[Marcella by Mrs. Humphry Ward]@TWC D-Link book
Marcella

CHAPTER VII
16/30

He had passed his first weeks at Mellor in a tremble of desire that his father's old family and country friends should recognise him again and condone his "irregularities." All sorts of conciliatory ideas had passed through his head.

He meant to let people see that he would be a good neighbour if they would give him the chance--not like that miserly fool, his brother Robert.

The past was so much past; who now was more respectable or more well intentioned than he?
He was an impressionable imaginative man in delicate health; and the tears sometimes came into his eyes as he pictured himself restored to society--partly by his own efforts, partly, no doubt, by the charms and good looks of his wife and daughter--forgiven for their sake, and for the sake also of that store of virtue he had so laboriously accumulated since that long-past catastrophe.

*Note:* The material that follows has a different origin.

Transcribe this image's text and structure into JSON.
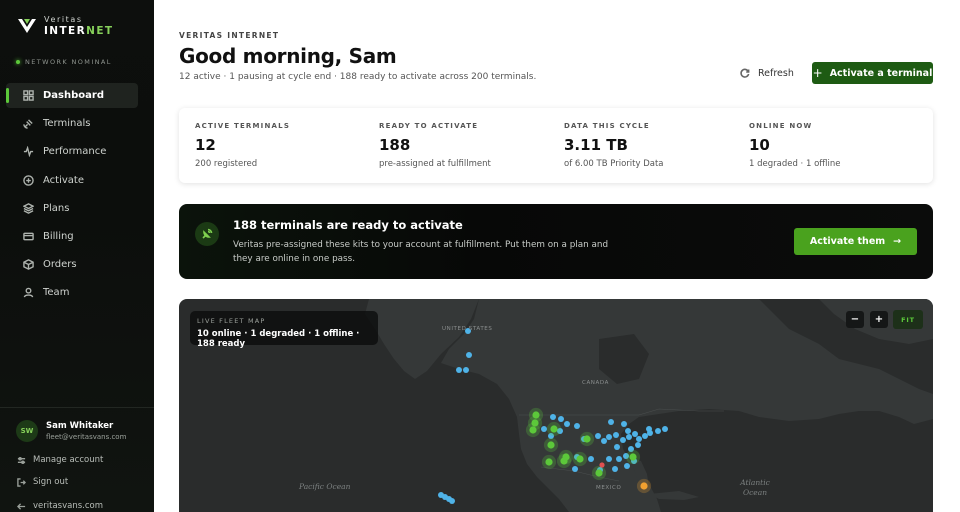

Would not most men have gone to the bad altogether, after such a lapse?
He, on the contrary, had recovered himself, had neither drunk nor squandered, nor deserted his wife and child.

These things, if the truth were known, were indeed due rather to a certain lack of physical energy and vitality, which age had developed in him, than to self-conquest; but he was no doubt entitled to make the most of them.
There were signs indeed that his forecast had been not at all unreasonable.